Greek presidential elections hit by new bribery allegations

Greek presidential elections hit by new bribery allegations

Independent Greeks party MP, Pavlos Haikalis, alleges offer of lucrative inducement to support ruling coalition’s candidate
Greek parliament
Greece's 300-seat parliament chamber. Photograph: Louisa Gouliamaki/AFP/Getty Images
Greece’s presidential election descended into accusations of skulduggery on Fridayyesterday, when an opposition MP accused the government of attempted bribery.
Just four days before a second round of voting in the 300-seat chamber, Pavlos Haikalis, who represents the small, rightwing Independent Greeks party, said he was approached by a middleman offering him a multimillion-euro inducement to support the ruling coalition’s candidate. “There was a preliminary discussion which started as a joke but then became very serious,” the MP told Mega TV, adding that the middleman offered to hand him €700,000, pay off his mortgage and provide advertising contracts.
Haikalis, an actor, reportedly used a watch equipped with camera and recorder to record the conversation.
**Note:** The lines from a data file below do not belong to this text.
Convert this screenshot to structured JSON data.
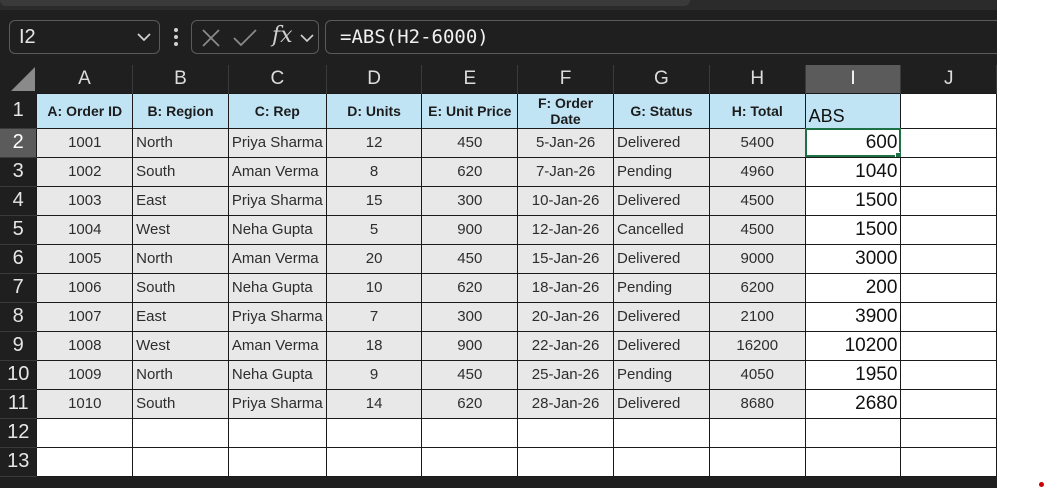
{
  "formula_bar": {
    "name_box": "I2",
    "fx_label": "fx",
    "formula": "=ABS(H2-6000)"
  },
  "columns": [
    "A",
    "B",
    "C",
    "D",
    "E",
    "F",
    "G",
    "H",
    "I",
    "J"
  ],
  "headers": {
    "A": "A: Order ID",
    "B": "B: Region",
    "C": "C: Rep",
    "D": "D: Units",
    "E": "E: Unit Price",
    "F": "F: Order Date",
    "G": "G: Status",
    "H": "H: Total",
    "I": "ABS"
  },
  "row_numbers": [
    "1",
    "2",
    "3",
    "4",
    "5",
    "6",
    "7",
    "8",
    "9",
    "10",
    "11",
    "12",
    "13"
  ],
  "rows": [
    {
      "id": "1001",
      "region": "North",
      "rep": "Priya Sharma",
      "units": "12",
      "price": "450",
      "date": "5-Jan-26",
      "status": "Delivered",
      "total": "5400",
      "abs": "600"
    },
    {
      "id": "1002",
      "region": "South",
      "rep": "Aman Verma",
      "units": "8",
      "price": "620",
      "date": "7-Jan-26",
      "status": "Pending",
      "total": "4960",
      "abs": "1040"
    },
    {
      "id": "1003",
      "region": "East",
      "rep": "Priya Sharma",
      "units": "15",
      "price": "300",
      "date": "10-Jan-26",
      "status": "Delivered",
      "total": "4500",
      "abs": "1500"
    },
    {
      "id": "1004",
      "region": "West",
      "rep": "Neha Gupta",
      "units": "5",
      "price": "900",
      "date": "12-Jan-26",
      "status": "Cancelled",
      "total": "4500",
      "abs": "1500"
    },
    {
      "id": "1005",
      "region": "North",
      "rep": "Aman Verma",
      "units": "20",
      "price": "450",
      "date": "15-Jan-26",
      "status": "Delivered",
      "total": "9000",
      "abs": "3000"
    },
    {
      "id": "1006",
      "region": "South",
      "rep": "Neha Gupta",
      "units": "10",
      "price": "620",
      "date": "18-Jan-26",
      "status": "Pending",
      "total": "6200",
      "abs": "200"
    },
    {
      "id": "1007",
      "region": "East",
      "rep": "Priya Sharma",
      "units": "7",
      "price": "300",
      "date": "20-Jan-26",
      "status": "Delivered",
      "total": "2100",
      "abs": "3900"
    },
    {
      "id": "1008",
      "region": "West",
      "rep": "Aman Verma",
      "units": "18",
      "price": "900",
      "date": "22-Jan-26",
      "status": "Delivered",
      "total": "16200",
      "abs": "10200"
    },
    {
      "id": "1009",
      "region": "North",
      "rep": "Neha Gupta",
      "units": "9",
      "price": "450",
      "date": "25-Jan-26",
      "status": "Pending",
      "total": "4050",
      "abs": "1950"
    },
    {
      "id": "1010",
      "region": "South",
      "rep": "Priya Sharma",
      "units": "14",
      "price": "620",
      "date": "28-Jan-26",
      "status": "Delivered",
      "total": "8680",
      "abs": "2680"
    }
  ],
  "selected_cell": "I2",
  "colors": {
    "header_fill": "#c1e4f5",
    "data_fill": "#e8e8e8",
    "selection": "#1e7145",
    "chrome": "#1f1f1f"
  }
}
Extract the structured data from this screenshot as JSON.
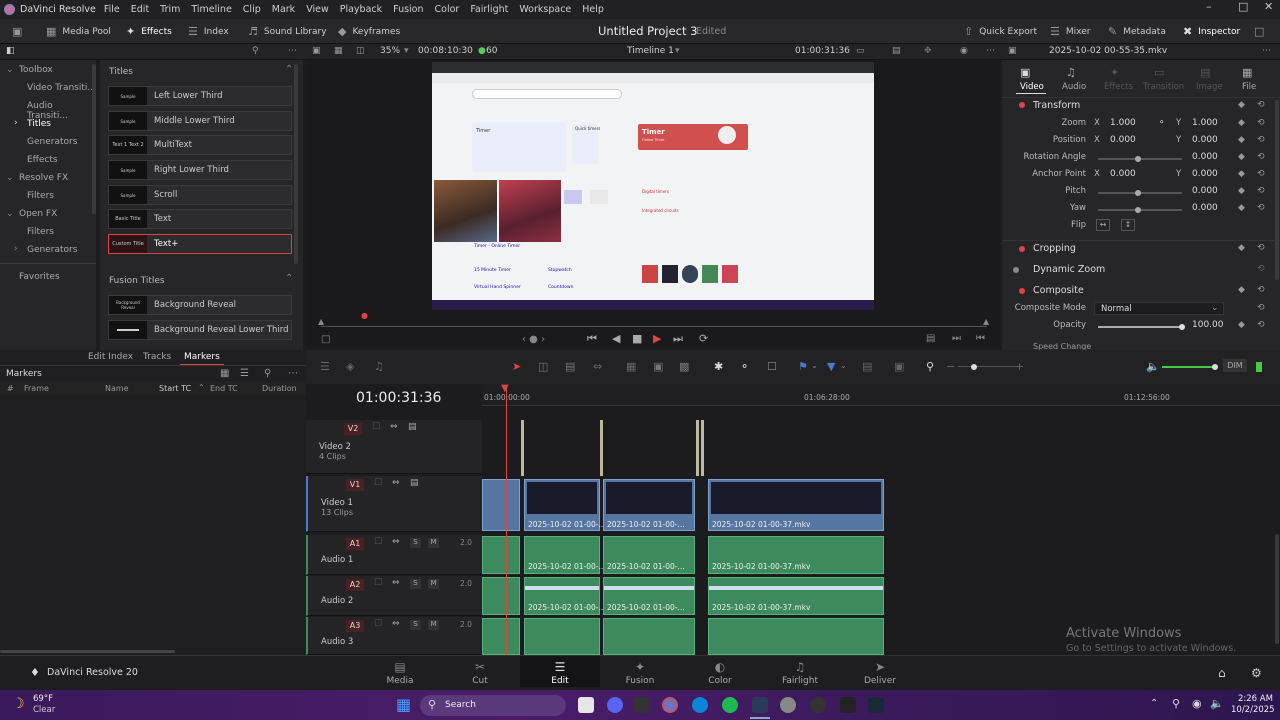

The audiovisual material was expected to be distributed to party leaders late on Friday with the accusation of dirty tricks inflaming already heightened political tensions.
Panos Kammenos, who heads the populist party, held an emergency press conference to reveal what he described as “an appalling affair”.
The Greek chamber reconvenes next Tuesday for a second vote after the government fell far short of amassing the necessary 200 votes for its nominee, the former EU commissioner Stavros Dimas.
In the event of failure again, the election goes to a third round on 29 December. Should that fail, snap polls have to be called, a contest the radical-left main opposition Syriza party is slated to win. Kammenos, whose 12 MPs could help tip the balance in favour of the government, has said he prefers the twice bailed-out country to hold fresh elections than continue with EU-IMF dictated economic policies that have pauperised swaths of the population.
It is the second such accusation from the Independent Greeks. A female MP claimed last month that she had been similarly approached with the intention of being bribed but failed to produce evidence of the allegation.
A government spokeswoman, Sofia Voultepsi, dismissed the claims as “badly acted theatre” and called for the party to produce audiovisual proof.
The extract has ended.